COMMENT CROIRE UN HOMME DE (mauvaise) FOI ?

 

ça avait très mal commencé : Mayotte en ruine, mais le new Premier Ministre François BAYROU est plutôt allé à Pau pour garder son poste de maire. Quand des journalistes lui posent la question du cumul des mandats, cela ne lui pose pas un problème. Une conseillère municipale affirme d'ailleurs qu'il n'est quasi jamais présent.

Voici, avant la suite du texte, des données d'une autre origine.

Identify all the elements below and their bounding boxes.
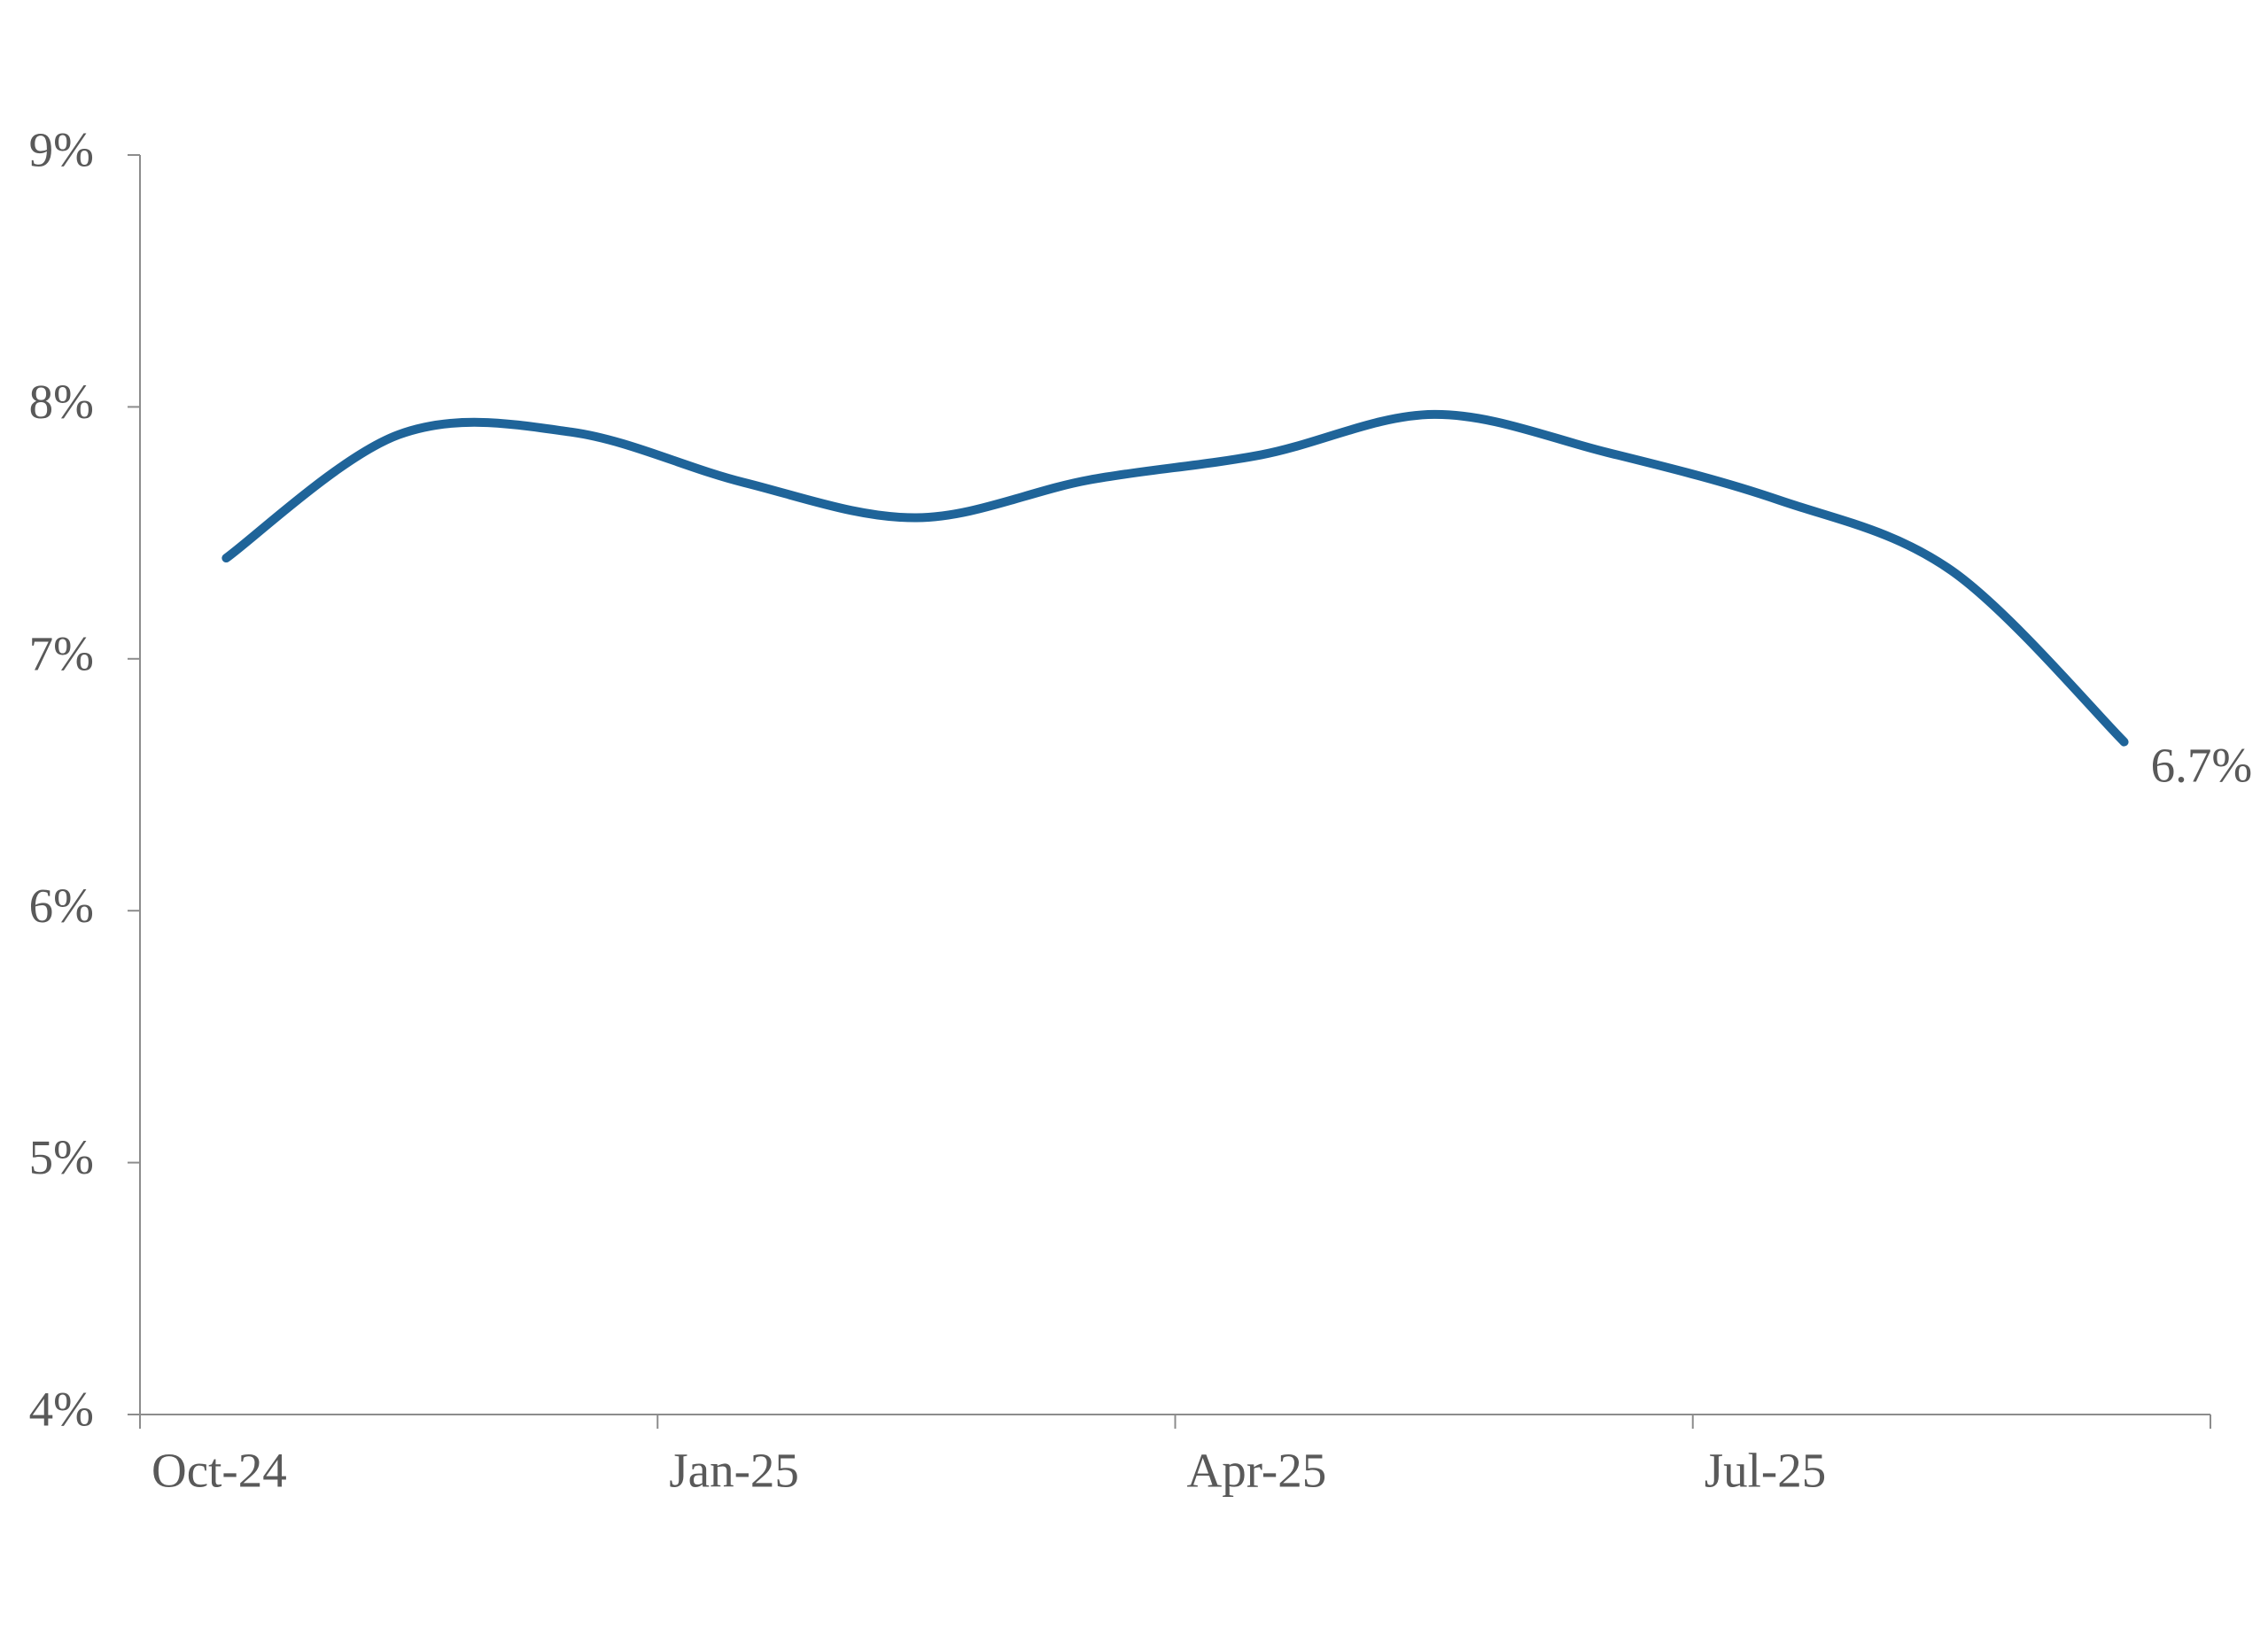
y-tick-label: 5% xyxy=(29,1130,94,1184)
y-tick-label: 4% xyxy=(29,1383,94,1437)
y-tick-label: 6% xyxy=(29,879,94,933)
x-tick-label: Apr-25 xyxy=(1187,1444,1327,1498)
x-tick-label: Jul-25 xyxy=(1705,1444,1827,1498)
y-tick-label: 7% xyxy=(29,626,94,680)
line-series xyxy=(221,409,2129,747)
y-tick-label: 8% xyxy=(29,375,94,429)
x-tick-label: Oct-24 xyxy=(151,1444,287,1498)
x-tick-label: Jan-25 xyxy=(669,1444,799,1498)
value-label: 6.7% xyxy=(2151,738,2253,792)
y-tick-label: 9% xyxy=(29,123,94,177)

Mais quand un journaliste insiste en disant qu'il s'est déclaré à plusieurs reprises contre le cumul des mandats, il dit : "non, non, non". Quand le journaliste insiste en lui montrant son livret de campagne pour l'élection présidentielle où c'est marqué noir sur blanc et des extraits de déclarations publiques, devant ces preuves évidentes, il dit finalement : " je ne me souviens pas". Voilà. 
 
 

 
 
Avec cette nouvelle "affaire" de l'établissement privé Notre-Dame de Betharram, c'est pareil. Il dit qu'il n'est pas au courant, qu'il n' a jamais pris connaissance de la situation...MAIS il était ministre de l'Education Nationale à cette époque, ses enfants fréquentaient cet établissement privé, sa femme y enseignait le catéchisme et des plaignants lui ont envoyé des lettres, etc... 
On a compris qu'il est menteur (sur son passé et présent puisque "je n'utiliserais pas le 49.3 , je respecterais tous les partis..." avait-il annoncé à sa nomination de PM). Donc, pour s'en sortir, pense-t-il convaincre en disant qu'il va rencontrer ce matin (ça a été organisé vite fait) les membres du collectif des plaignants ! OUI MAIS, sur les 112 plaignants il va en rencontrer.....8 sans caméras et journalistes !!!Et je pense qu'ils ont été choisi parmi les plus softs bien entendu... et qu'il va dire sans arrêt que "les faits ne sont pas arrivés à sa connaissance", car il connaît le droit pénal !!!! 
Mais voilà, il a commencé menteur, il continue menteur (devant les preuves évidentes de l'enquête de Médiapart entre autres) et il veut durer "coûte que coûte"....
 
 

 écoutez aussi cette analyse claire : https://www.youtube.com/watch?v=CS-4FEBTkF8
 
Pas un pour sauver l'autre, mais comme ce sont tous la même caste de carriéristes, professionnels de la politique, on n'est même plus étonné...Et que sont devenus les 330 000 abusés sexuellement par des prêtres et autres de l'église catholique ? Faites la leçon, dites ce qu'on a le droit de dire ou pas pour cacher votre cynisme obscène. On parlera tant qu'on ne nous coudra pas les lèvres ou arrachera la langue et ...on pourra toujours encore écrire. On ne peut pas continuer cette hypocrisie si on veut sauver la démocratie !
Et le devoir de mémoire.

mardi 4 février 2025

PARTI "SOCIALISTE" : on n'est jamais étonné

 Si les "cadres" dirigeants de ce parti pensent qu'on perd la mémoire, c'est raté. Et en plus, on s'en souviendra à chaque échéance électorale... Le mot "union" n'a pas la même déclinaison éthique, stratégique chez ces apparatchicks-carriéristes. Toujours près du pouvoir, peu importe lequel ! Jusqu'où iront-ils ? Et qu'ils n'utilisent surtout pas les mots d'exemplarité ou de cohérence. Car là ça friserait le cynisme obscène, la décrédibilisation définitive...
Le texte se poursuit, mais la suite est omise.